In the most recent shot fired in the trade war over solar panels between the United States and China, last week solar panel manufacturer Energy Conversion Devices, through its liquidating trust filed an antitrust lawsuit against Chinese companies Trina Solar Limited, Yingli Green Energy Holding Company Limited, Suntech Power Holdings Co., Ltd., and their U.S. affiliates, seeking over $950,000,000 in damages.
The case filed on October 4, 2013 by liquidating trustee, John Madden, in the U.S. District Court Eastern District of Michigan, claims the object of the Chinese companies’ illegal actions was to drive established solar industry leader Energy Conversion Devices out of business.
Energy Conversion Devices alleges that the Chinese companies agreed they would drive American solar panel producers from the market. As specifically alleged in the complaint, the Chinese companies, in furtherance of their scheme, agreed to fix prices, and coordinated a plan to “dump” inferior solar panels in the American market at unreasonably low and below-cost prices.
Before the Energy Conversion Devices bankruptcy, it was a major player in the commercial and industrial rooftop solar market, achieving over $1 billion in sales employing more than 2,500 people before February 2012 when the company sought bankruptcy protection and ultimately was forced to liquidate. The complaint charges that the Chinese companies flooded the American market with their inferior flat photovoltaic panels, weakening Energy Conversion Device’s position until it was ultimately eliminated entirely and also eliminating almost the entire American solar panel manufacturing industry.

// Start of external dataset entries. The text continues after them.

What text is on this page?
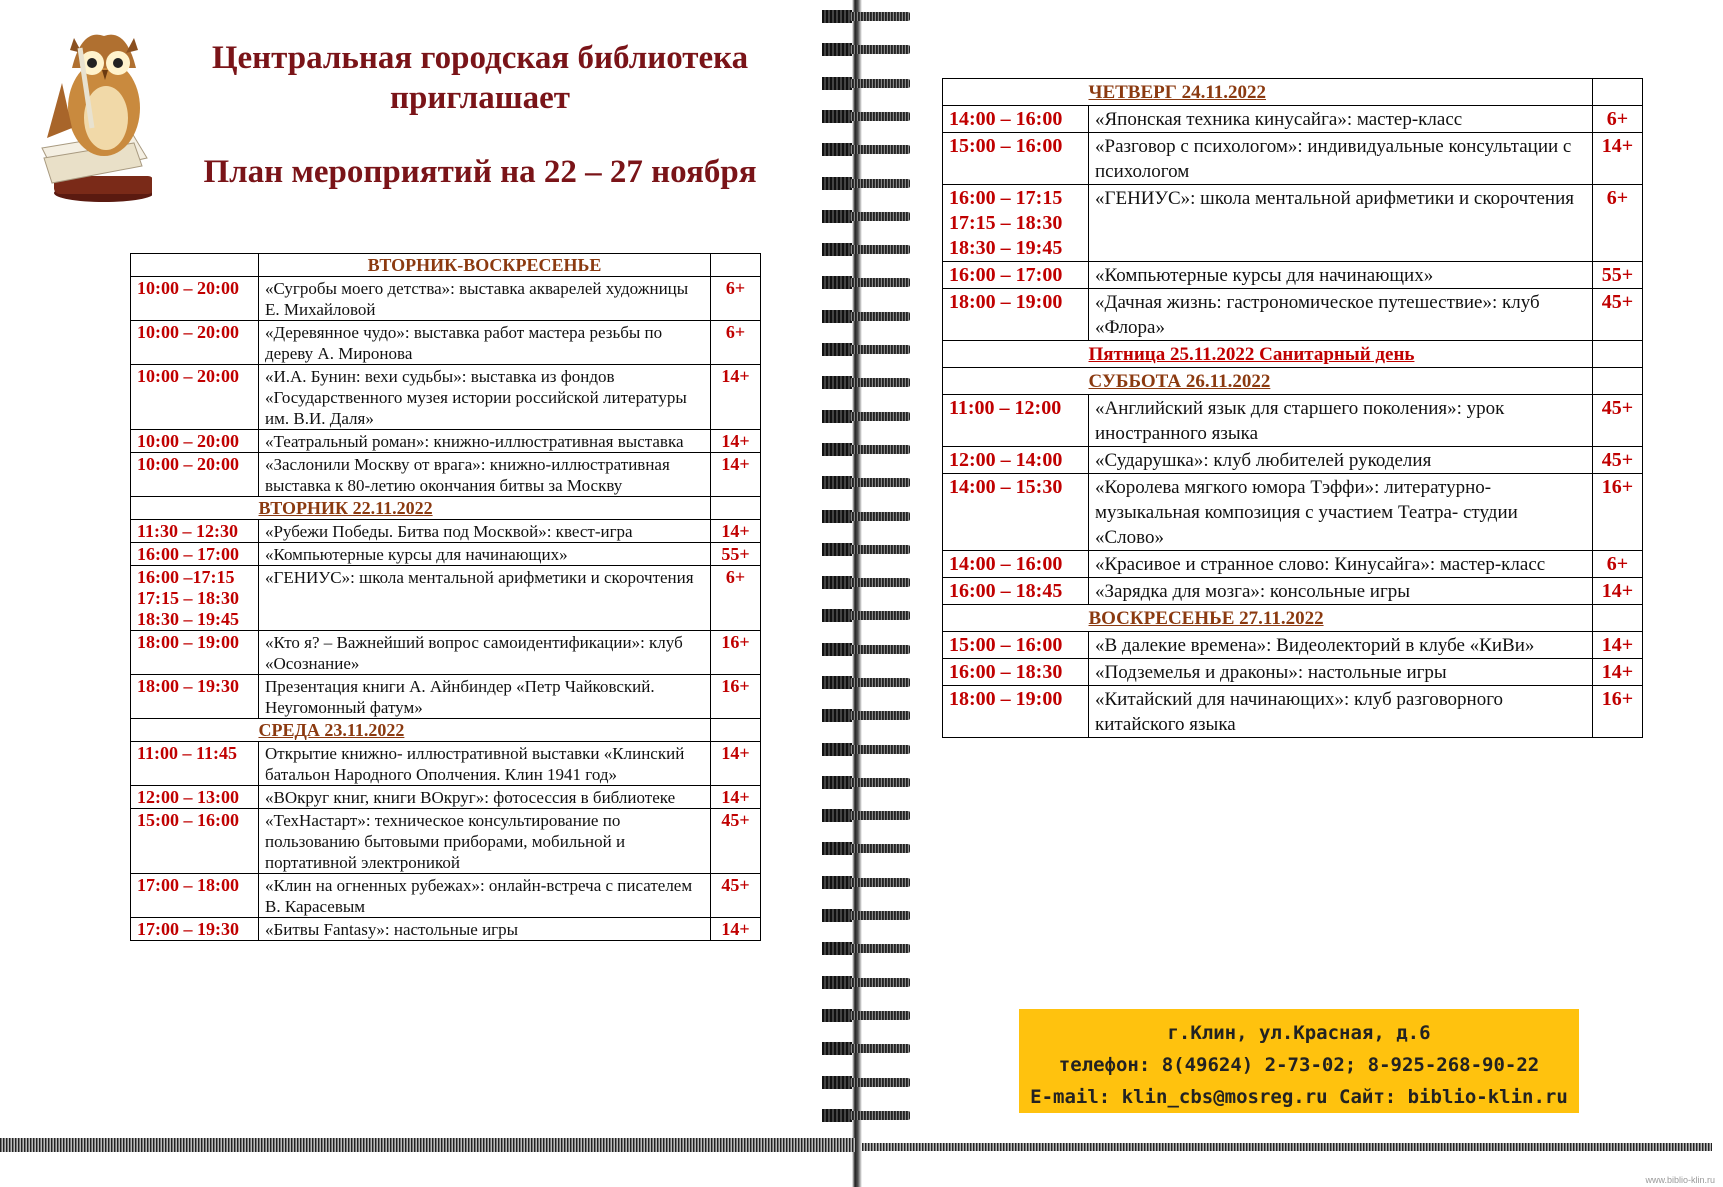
Центральная городская библиотека
приглашает
План мероприятий на 22 – 27 ноября
	ВТОРНИК-ВОСКРЕСЕНЬЕ	
10:00 – 20:00	«Сугробы моего детства»: выставка акварелей художницы Е. Михайловой	6+
10:00 – 20:00	«Деревянное чудо»: выставка работ мастера резьбы по дереву А. Миронова	6+
10:00 – 20:00	«И.А. Бунин: вехи судьбы»: выставка из фондов «Государственного музея истории российской литературы им. В.И. Даля»	14+
10:00 – 20:00	«Театральный роман»: книжно-иллюстративная выставка	14+
10:00 – 20:00	«Заслонили Москву от врага»: книжно-иллюстративная выставка к 80-летию окончания битвы за Москву	14+
	ВТОРНИК 22.11.2022	
11:30 – 12:30	«Рубежи Победы. Битва под Москвой»: квест-игра	14+
16:00 – 17:00	«Компьютерные курсы для начинающих»	55+
16:00 –17:15
17:15 – 18:30
18:30 – 19:45	«ГЕНИУС»: школа ментальной арифметики и скорочтения	6+
18:00 – 19:00	«Кто я? – Важнейший вопрос самоидентификации»: клуб «Осознание»	16+
18:00 – 19:30	Презентация книги А. Айнбиндер «Петр Чайковский. Неугомонный фатум»	16+
	СРЕДА 23.11.2022	
11:00 – 11:45	Открытие книжно- иллюстративной выставки «Клинский батальон Народного Ополчения. Клин 1941 год»	14+
12:00 – 13:00	«ВОкруг книг, книги ВОкруг»: фотосессия в библиотеке	14+
15:00 – 16:00	«ТехНастарт»: техническое консультирование по пользованию бытовыми приборами, мобильной и портативной электроникой	45+
17:00 – 18:00	«Клин на огненных рубежах»: онлайн-встреча с писателем В. Карасевым	45+
17:00 – 19:30	«Битвы Fantasy»: настольные игры	14+
	ЧЕТВЕРГ 24.11.2022	
14:00 – 16:00	«Японская техника кинусайга»: мастер-класс	6+
15:00 – 16:00	«Разговор с психологом»: индивидуальные консультации с психологом	14+
16:00 – 17:15
17:15 – 18:30
18:30 – 19:45	«ГЕНИУС»: школа ментальной арифметики и скорочтения	6+
16:00 – 17:00	«Компьютерные курсы для начинающих»	55+
18:00 – 19:00	«Дачная жизнь: гастрономическое путешествие»: клуб «Флора»	45+
	Пятница 25.11.2022 Санитарный день	
	СУББОТА 26.11.2022	
11:00 – 12:00	«Английский язык для старшего поколения»: урок иностранного языка	45+
12:00 – 14:00	«Сударушка»: клуб любителей рукоделия	45+
14:00 – 15:30	«Королева мягкого юмора Тэффи»: литературно-музыкальная композиция с участием Театра- студии «Слово»	16+
14:00 – 16:00	«Красивое и странное слово: Кинусайга»: мастер-класс	6+
16:00 – 18:45	«Зарядка для мозга»: консольные игры	14+
	ВОСКРЕСЕНЬЕ 27.11.2022	
15:00 – 16:00	«В далекие времена»: Видеолекторий в клубе «КиВи»	14+
16:00 – 18:30	«Подземелья и драконы»: настольные игры	14+
18:00 – 19:00	«Китайский для начинающих»: клуб разговорного китайского языка	16+
г.Клин, ул.Красная, д.6
телефон: 8(49624) 2-73-02; 8-925-268-90-22
E-mail: klin_cbs@mosreg.ru Сайт: biblio-klin.ru
www.biblio-klin.ru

The efforts to eliminate America’s solar industry, however, have not gone unnoticed by the U.S. Government. The Department of Commerce has already determined that Chinese companies, including these defendants dumped solar panels in the American market at less than fair value such that it was necessary to impose massive import duties of as much as 46% in an attempt to even the playing field for the few remaining American solar panel manufacturers that have not already been driven out of business.
No doubt, these governmental determinations are of little comfort to former owners and employees of Energy Conversion Devices, whose only hope of redress at this point is this lawsuit. Energy Conversion Devices seeks compensation for the loss of the more than $950,000,000, the book value of the business the Chinese destroyed.
However the litigation ultimately resolves, the American photovoltaic manufacturing industry will never be the same.